Ingin sekali Emilya bergeser menjaga jarak. Namun jelas tak mungkin berboncengan seperti ini tanpa sisi tubuhnya menempel pada punggung Khairul. Yang bisa dia lakukan hanya berusaha bersikap tenang dan memilih berpegangan pada besi di belakang sadel motor, alih-alih berpegangan pada si pengendara.
"Huft, lega." Tiba-tiba Khairul berkomentar setelah motor yang dia kendarai melaju di jalan raya.
"Kenapa?" tanya Emilya.
"Tegang sekali ketemu sama Bu Elisa. Untung suaminya gak ada. Tanganku sampai dingin," cerocos Khairul memberitahu.
Emilya tergelak pelan. "Mas Ali sudah tidur." Emilya tak bohong. Mas Ali sebenarnya tadi tidur. Elisa membangunkannya namun dia menolak keluar. Tampaknya dia juga sama bingungnya hendak bersikap bagaimana di depan Khairul.
"Syukurlah. Doaku dikabulkan," canda Khairul. "Lain kali pas mau keluar lagi, samean langsung siap-siap saja, Ukhti. Biar bisa langsung tancap gas begitu aku sampai di sana."

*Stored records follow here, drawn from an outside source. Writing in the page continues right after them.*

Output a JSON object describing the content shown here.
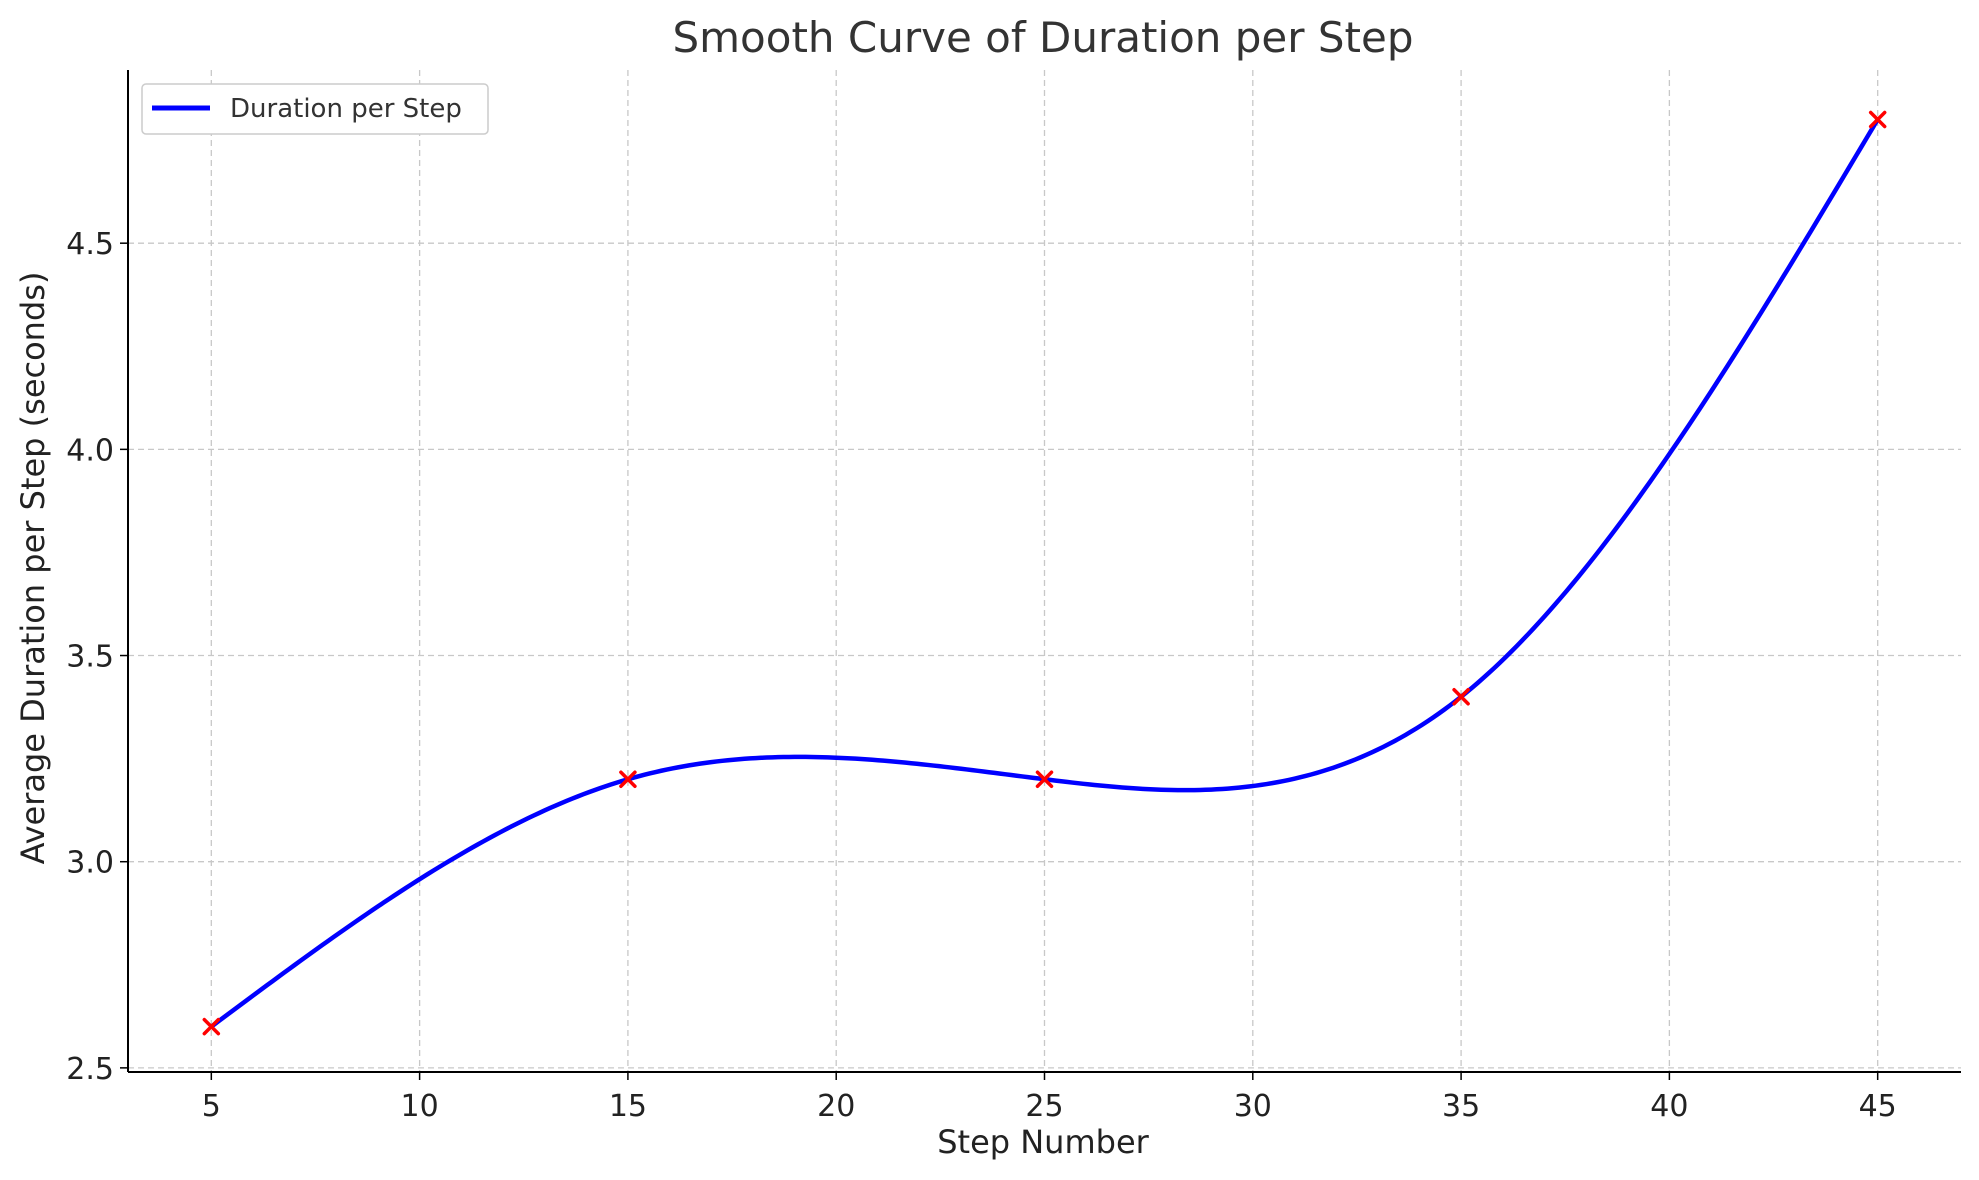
{
  "chart_data": {
    "type": "line",
    "title": "Smooth Curve of Duration per Step",
    "xlabel": "Step Number",
    "ylabel": "Average Duration per Step (seconds)",
    "xlim": [
      3,
      47
    ],
    "ylim": [
      2.49,
      4.92
    ],
    "x_ticks": [
      5,
      10,
      15,
      20,
      25,
      30,
      35,
      40,
      45
    ],
    "y_ticks": [
      2.5,
      3.0,
      3.5,
      4.0,
      4.5
    ],
    "x_tick_labels": [
      "5",
      "10",
      "15",
      "20",
      "25",
      "30",
      "35",
      "40",
      "45"
    ],
    "y_tick_labels": [
      "2.5",
      "3.0",
      "3.5",
      "4.0",
      "4.5"
    ],
    "grid": true,
    "legend_position": "top-left",
    "series": [
      {
        "name": "Duration per Step",
        "style": "smooth-line",
        "color": "#0000ff",
        "x": [
          5,
          15,
          25,
          35,
          45
        ],
        "y": [
          2.6,
          3.2,
          3.2,
          3.4,
          4.8
        ]
      }
    ],
    "markers": {
      "symbol": "x",
      "color": "#ff0000",
      "x": [
        5,
        15,
        25,
        35,
        45
      ],
      "y": [
        2.6,
        3.2,
        3.2,
        3.4,
        4.8
      ]
    }
  }
}
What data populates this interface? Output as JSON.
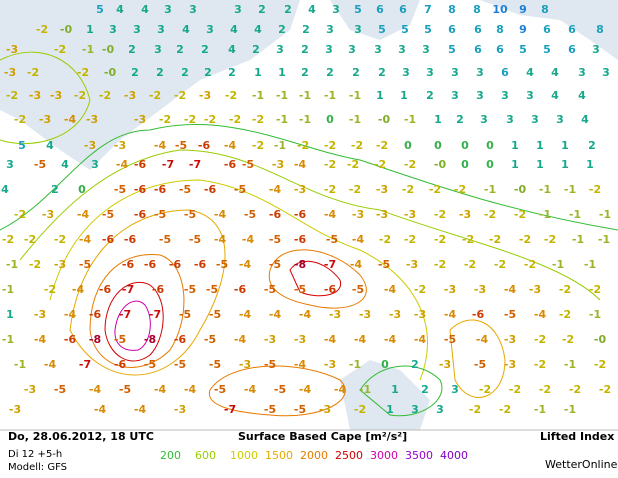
{
  "header": {
    "date": "Do, 28.06.2012, 18 UTC",
    "run": "Di 12 +5-h",
    "model": "Modell: GFS",
    "title": "Surface Based Cape [m²/s²]",
    "product": "Lifted Index",
    "brand": "WetterOnline"
  },
  "legend": [
    {
      "value": 200,
      "color": "#33bb33"
    },
    {
      "value": 600,
      "color": "#99cc00"
    },
    {
      "value": 1000,
      "color": "#cccc00"
    },
    {
      "value": 1500,
      "color": "#e6a800"
    },
    {
      "value": 2000,
      "color": "#e67a00"
    },
    {
      "value": 2500,
      "color": "#d40000"
    },
    {
      "value": 3000,
      "color": "#cc00aa"
    },
    {
      "value": 3500,
      "color": "#9900cc"
    },
    {
      "value": 4000,
      "color": "#8000c0"
    }
  ],
  "map": {
    "labels": [
      "5",
      "4",
      "4",
      "3",
      "3",
      "3",
      "2",
      "2",
      "4",
      "3",
      "5",
      "6",
      "6",
      "7",
      "8",
      "8",
      "10",
      "9",
      "8",
      "-2",
      "-0",
      "1",
      "3",
      "3",
      "3",
      "4",
      "3",
      "4",
      "4",
      "2",
      "2",
      "3",
      "3",
      "5",
      "5",
      "5",
      "6",
      "6",
      "8",
      "9",
      "6",
      "6",
      "8",
      "-3",
      "-2",
      "-1",
      "-0",
      "2",
      "3",
      "2",
      "2",
      "4",
      "2",
      "3",
      "2",
      "3",
      "3",
      "3",
      "3",
      "3",
      "5",
      "6",
      "6",
      "5",
      "5",
      "6",
      "3",
      "-3",
      "-2",
      "-2",
      "-0",
      "2",
      "2",
      "2",
      "2",
      "2",
      "1",
      "1",
      "2",
      "2",
      "2",
      "2",
      "3",
      "3",
      "3",
      "3",
      "6",
      "4",
      "4",
      "3",
      "3",
      "-2",
      "-3",
      "-3",
      "-2",
      "-2",
      "-3",
      "-2",
      "-2",
      "-3",
      "-2",
      "-1",
      "-1",
      "-1",
      "-1",
      "-1",
      "1",
      "1",
      "2",
      "3",
      "3",
      "3",
      "3",
      "4",
      "4",
      "-2",
      "-3",
      "-4",
      "-3",
      "-3",
      "-2",
      "-2",
      "-2",
      "-2",
      "-2",
      "-1",
      "-1",
      "0",
      "-1",
      "-0",
      "-1",
      "1",
      "2",
      "3",
      "3",
      "3",
      "3",
      "4",
      "5",
      "4",
      "-3",
      "-3",
      "-4",
      "-5",
      "-6",
      "-4",
      "-2",
      "-1",
      "-2",
      "-2",
      "-2",
      "-2",
      "0",
      "0",
      "0",
      "0",
      "1",
      "1",
      "1",
      "2",
      "3",
      "-5",
      "4",
      "3",
      "-4",
      "-6",
      "-7",
      "-7",
      "-6",
      "-5",
      "-3",
      "-4",
      "-2",
      "-2",
      "-2",
      "-2",
      "-0",
      "0",
      "0",
      "1",
      "1",
      "1",
      "1",
      "4",
      "2",
      "0",
      "-5",
      "-6",
      "-6",
      "-5",
      "-6",
      "-5",
      "-4",
      "-3",
      "-2",
      "-2",
      "-3",
      "-2",
      "-2",
      "-2",
      "-1",
      "-0",
      "-1",
      "-1",
      "-2",
      "-2",
      "-3",
      "-4",
      "-5",
      "-6",
      "-5",
      "-5",
      "-4",
      "-5",
      "-6",
      "-6",
      "-4",
      "-3",
      "-3",
      "-3",
      "-2",
      "-3",
      "-2",
      "-2",
      "-1",
      "-1",
      "-1",
      "-2",
      "-2",
      "-2",
      "-4",
      "-6",
      "-6",
      "-5",
      "-5",
      "-4",
      "-4",
      "-5",
      "-6",
      "-5",
      "-4",
      "-2",
      "-2",
      "-2",
      "-2",
      "-2",
      "-2",
      "-2",
      "-1",
      "-1",
      "-1",
      "-2",
      "-3",
      "-5",
      "-6",
      "-6",
      "-6",
      "-6",
      "-5",
      "-4",
      "-5",
      "-8",
      "-7",
      "-4",
      "-5",
      "-3",
      "-2",
      "-2",
      "-2",
      "-2",
      "-1",
      "-1",
      "-1",
      "-2",
      "-4",
      "-6",
      "-7",
      "-6",
      "-5",
      "-5",
      "-6",
      "-5",
      "-5",
      "-6",
      "-5",
      "-4",
      "-2",
      "-3",
      "-3",
      "-4",
      "-3",
      "-2",
      "-2",
      "1",
      "-3",
      "-4",
      "-6",
      "-7",
      "-7",
      "-5",
      "-5",
      "-4",
      "-4",
      "-4",
      "-3",
      "-3",
      "-3",
      "-3",
      "-4",
      "-6",
      "-5",
      "-4",
      "-2",
      "-1",
      "-1",
      "-4",
      "-6",
      "-8",
      "-5",
      "-8",
      "-6",
      "-5",
      "-4",
      "-3",
      "-3",
      "-4",
      "-4",
      "-4",
      "-4",
      "-5",
      "-4",
      "-3",
      "-2",
      "-2",
      "-0",
      "-1",
      "-4",
      "-7",
      "-6",
      "-5",
      "-5",
      "-5",
      "-3",
      "-5",
      "-4",
      "-3",
      "-1",
      "0",
      "2",
      "-3",
      "-5",
      "-3",
      "-2",
      "-1",
      "-2",
      "-3",
      "-5",
      "-4",
      "-5",
      "-4",
      "-4",
      "-5",
      "-4",
      "-5",
      "-4",
      "-4",
      "-1",
      "1",
      "2",
      "3",
      "-2",
      "-2",
      "-2",
      "-2",
      "-2",
      "-3",
      "-4",
      "-4",
      "-3",
      "-7",
      "-5",
      "-5",
      "-3",
      "-2",
      "1",
      "3",
      "3",
      "-2",
      "-2",
      "-1",
      "-1"
    ]
  }
}
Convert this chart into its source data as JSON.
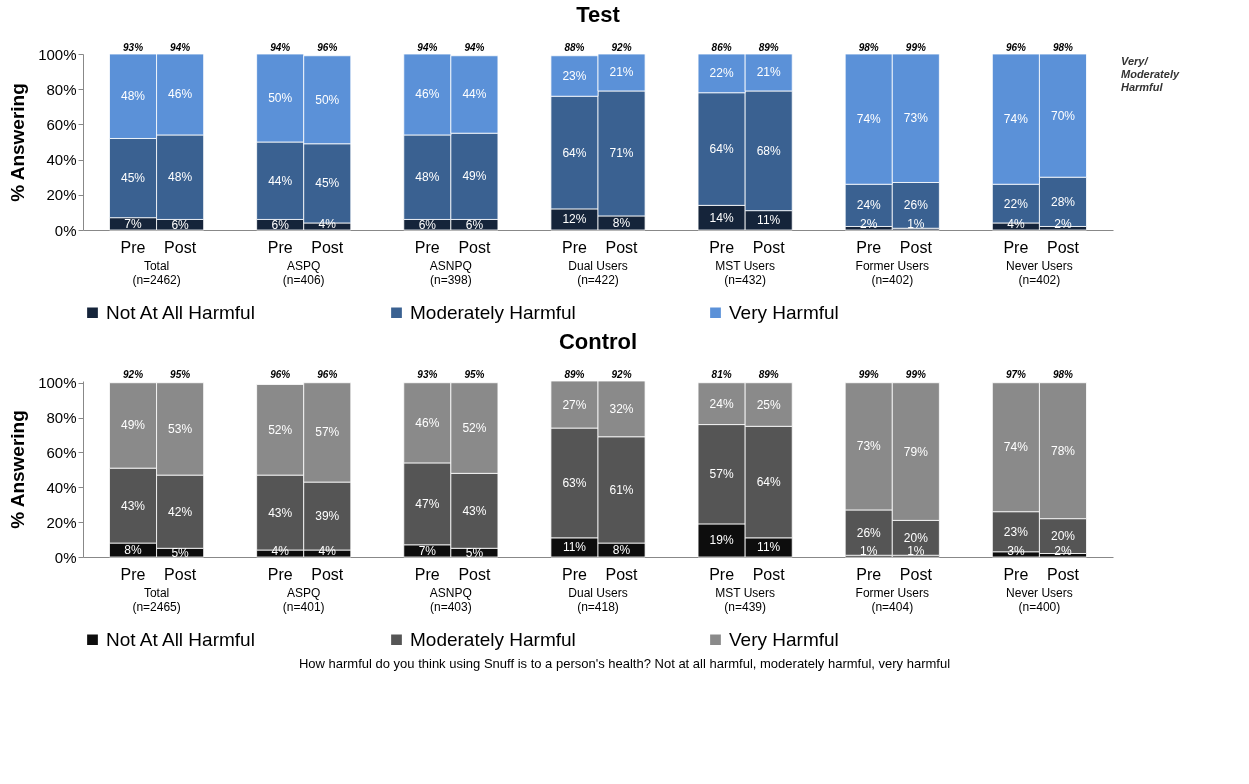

"Aku pikir Mas masih mau ngobrol sama Bu Elisa."
"Duh, mau ngobrol apa? Mikir mau ketemu saja jantung rasanya mau lepas. Mending langsung kabur. Aman."
Lagi-lagi Emilya hanya bisa tergelak pelan. Saat itu dia mulai menyadari Khairul memang pribadi yang cerewet dan mudah memancing tawa. Ada saja bahan pembicaraan yang keluar dari sela bibirnya. Bahkan meski terkadang Emilya hanya menanggapi dengan tawa pelan, obrolan di antara mereka seolah tak putus.
***
"Kaki Mas kenapa?" tanya Emilya begitu Khairul memarkir motor lalu berjalan di sisinya.
"Keseleo. Gak hati-hati waktu turun dari undakan teras."
"Udah lama?"
"Sore ini."
"Loh, kenapa gak dibatalkan aja? Nanti tambah parah kalau dipaksa jalan kayak ini." Rasa bersalah merasuk dalam hati Emilya.
"Gak papa." Khairul tersenyum. "Malah kalau dibatalkan, aku khawatir Ukhti bakal mikir aku ingkar janji. Apapun alasannya."
Rasa bersalah masih berkutat dalam hati Emilya. Namun di sisi lain dia membenarkan ucapan Khairul. Yah, jika Khairul benar-benar membatalkan kencan malam ini, Emilya pasti akan lebih kecewa lagi dan berpikir Khairul lelaki yang suka ingkar janji. Dan mungkin tak akan mau diajak keluar di lain waktu.
"Mau di mana, Ukhti?" tiba-tiba Khairul bertanya sebelum Emilya menanggapi pernyataannya sebelumnya. "Di bawah rame. Enak di sebelah sana."
Yang Khairul tunjuk adalah gazebo bambu dengan pemandangan ke arah pantai. Namun tempat itu tampak sepi dan sedikit remang. Sebagian besar pengunjung lebih memilih area tepi pantai dengan hiburan band lokal.
"Di bawah saja," putus Emilya tanpa pikir panjang. Duduk berboncengan berdua saja dirinya sudah sangat gugup. Emilya tak yakin berani berduaan di gazebo bambu itu.
"Oke," balas Khairul diiringi tawa pelan.
"Kenapa tertawa?"
"Aku gak berani macam-macam di tempat terbuka kok, Ukhti. Tapi gak tau kalau di tempat tertutup," jelasnya lalu tergelak.
Seketika Emilya merasa wajahnya memanas malu karena pikirannya dengan mudah terbaca. Buru-buru dia mempercepat langkah tanpa berani menatap Khairul lagi.